"We'll never be as young as we are right now." --Jim Steinman

Monday, November 21, 2005

My dilemma

The past couple of weeks have not been all too fun for me. I have been trying to get over Man-pretty and failing horribly. There are times when I'm thinking of him--I'll just start crying without even realizing.
Last night Man-pretty and I were talking online. Everything was all fun and everything--we were goofing off.
He got all serious on me. He apologized for everything that he's put me through. He even said why he did some of it.

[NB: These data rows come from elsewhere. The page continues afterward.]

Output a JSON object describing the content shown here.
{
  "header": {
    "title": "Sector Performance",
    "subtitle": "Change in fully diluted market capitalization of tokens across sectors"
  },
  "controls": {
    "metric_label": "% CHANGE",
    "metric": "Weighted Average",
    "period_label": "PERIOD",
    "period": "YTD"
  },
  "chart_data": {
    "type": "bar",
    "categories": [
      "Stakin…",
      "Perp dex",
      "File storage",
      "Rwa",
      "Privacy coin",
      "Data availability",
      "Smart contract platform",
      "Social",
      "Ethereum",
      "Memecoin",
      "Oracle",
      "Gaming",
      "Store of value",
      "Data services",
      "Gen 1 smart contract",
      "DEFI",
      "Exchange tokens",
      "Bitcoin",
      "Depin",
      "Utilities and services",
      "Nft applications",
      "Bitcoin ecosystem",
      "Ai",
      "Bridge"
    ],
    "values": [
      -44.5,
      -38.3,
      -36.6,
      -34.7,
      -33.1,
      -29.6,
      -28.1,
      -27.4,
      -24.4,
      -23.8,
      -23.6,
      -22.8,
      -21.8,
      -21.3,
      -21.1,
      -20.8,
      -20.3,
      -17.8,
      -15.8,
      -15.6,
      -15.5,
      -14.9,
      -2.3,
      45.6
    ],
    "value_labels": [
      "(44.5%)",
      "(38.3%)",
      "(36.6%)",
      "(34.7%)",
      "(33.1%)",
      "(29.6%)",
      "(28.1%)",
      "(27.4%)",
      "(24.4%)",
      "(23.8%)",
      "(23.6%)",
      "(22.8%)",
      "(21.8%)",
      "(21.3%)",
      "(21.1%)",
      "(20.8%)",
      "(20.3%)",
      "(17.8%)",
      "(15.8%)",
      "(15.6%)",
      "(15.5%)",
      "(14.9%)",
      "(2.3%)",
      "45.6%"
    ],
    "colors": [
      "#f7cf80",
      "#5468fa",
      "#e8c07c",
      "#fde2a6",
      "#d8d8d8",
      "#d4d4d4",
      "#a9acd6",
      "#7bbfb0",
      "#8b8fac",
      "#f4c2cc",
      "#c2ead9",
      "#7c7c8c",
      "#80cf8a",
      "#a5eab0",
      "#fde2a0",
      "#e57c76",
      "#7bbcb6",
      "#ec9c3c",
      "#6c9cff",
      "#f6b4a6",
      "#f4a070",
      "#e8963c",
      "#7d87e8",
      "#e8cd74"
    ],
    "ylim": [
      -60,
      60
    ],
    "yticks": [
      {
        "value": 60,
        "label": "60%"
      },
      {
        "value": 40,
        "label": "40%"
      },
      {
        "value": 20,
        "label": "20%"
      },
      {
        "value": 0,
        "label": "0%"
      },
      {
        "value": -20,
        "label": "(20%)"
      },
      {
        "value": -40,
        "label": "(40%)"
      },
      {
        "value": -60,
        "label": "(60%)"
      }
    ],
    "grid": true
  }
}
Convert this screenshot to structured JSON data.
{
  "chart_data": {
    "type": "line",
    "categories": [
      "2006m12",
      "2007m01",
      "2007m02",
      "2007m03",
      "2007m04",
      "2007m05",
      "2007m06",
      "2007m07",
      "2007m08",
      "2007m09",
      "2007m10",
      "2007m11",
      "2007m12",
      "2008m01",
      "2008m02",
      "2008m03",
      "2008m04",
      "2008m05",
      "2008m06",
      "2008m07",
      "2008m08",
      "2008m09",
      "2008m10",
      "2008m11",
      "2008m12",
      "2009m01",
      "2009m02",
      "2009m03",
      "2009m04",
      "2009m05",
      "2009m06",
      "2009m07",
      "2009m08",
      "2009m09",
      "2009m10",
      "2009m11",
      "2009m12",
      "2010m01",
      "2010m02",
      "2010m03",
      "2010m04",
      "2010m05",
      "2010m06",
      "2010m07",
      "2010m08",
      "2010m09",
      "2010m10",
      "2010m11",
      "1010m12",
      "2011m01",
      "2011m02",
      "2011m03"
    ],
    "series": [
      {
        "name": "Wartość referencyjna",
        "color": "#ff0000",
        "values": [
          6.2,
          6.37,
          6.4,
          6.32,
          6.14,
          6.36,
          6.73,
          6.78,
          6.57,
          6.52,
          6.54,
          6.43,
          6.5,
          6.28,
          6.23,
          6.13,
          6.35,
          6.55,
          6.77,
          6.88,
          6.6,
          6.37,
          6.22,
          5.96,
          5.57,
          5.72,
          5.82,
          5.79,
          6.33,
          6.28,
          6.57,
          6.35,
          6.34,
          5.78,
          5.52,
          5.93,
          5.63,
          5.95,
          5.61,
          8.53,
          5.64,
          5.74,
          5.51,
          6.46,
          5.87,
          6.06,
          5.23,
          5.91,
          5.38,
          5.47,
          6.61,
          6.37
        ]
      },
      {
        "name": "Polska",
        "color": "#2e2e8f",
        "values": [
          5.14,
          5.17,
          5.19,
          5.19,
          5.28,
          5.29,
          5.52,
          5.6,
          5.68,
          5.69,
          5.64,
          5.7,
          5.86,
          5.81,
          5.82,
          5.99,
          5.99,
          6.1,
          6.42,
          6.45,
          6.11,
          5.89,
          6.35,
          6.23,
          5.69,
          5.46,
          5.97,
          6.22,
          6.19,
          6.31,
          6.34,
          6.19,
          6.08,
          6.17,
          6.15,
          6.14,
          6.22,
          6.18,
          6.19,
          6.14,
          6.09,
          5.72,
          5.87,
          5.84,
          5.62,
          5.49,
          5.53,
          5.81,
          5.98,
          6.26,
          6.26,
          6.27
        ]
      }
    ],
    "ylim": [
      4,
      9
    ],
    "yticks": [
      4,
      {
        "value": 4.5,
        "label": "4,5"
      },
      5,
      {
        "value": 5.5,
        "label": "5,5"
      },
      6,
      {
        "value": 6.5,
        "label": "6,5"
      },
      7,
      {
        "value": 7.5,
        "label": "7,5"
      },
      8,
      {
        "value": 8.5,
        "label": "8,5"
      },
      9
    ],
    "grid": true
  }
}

A couple of minutes ago we were walking down the hall together and I felt this overwhelming saddness and joy at the same time.
He is amazing.
I think about the times when he put his arms around me and realize that will never happen again.
I think about the times we held hands and cuddled in the library.
I hate this.
I still love him.
Every day I question if I will ever stop.

2 comments:

dazed&confused said...

Lemons, you sound like an unreal chick. Only time will help you get over him and maybe some closure - perhaps that's what he gave you last night?

think tank said...

recently, I've learned from a close friend of mine that being more emotional and less brainy about the relationship outlook can be healthy. but in this case, the heart is treacherous. "fool me once, shame on you, fool me twice, shame on me." doesn't it go like that? don't go for a second round in the emotional ring. you can't afford it.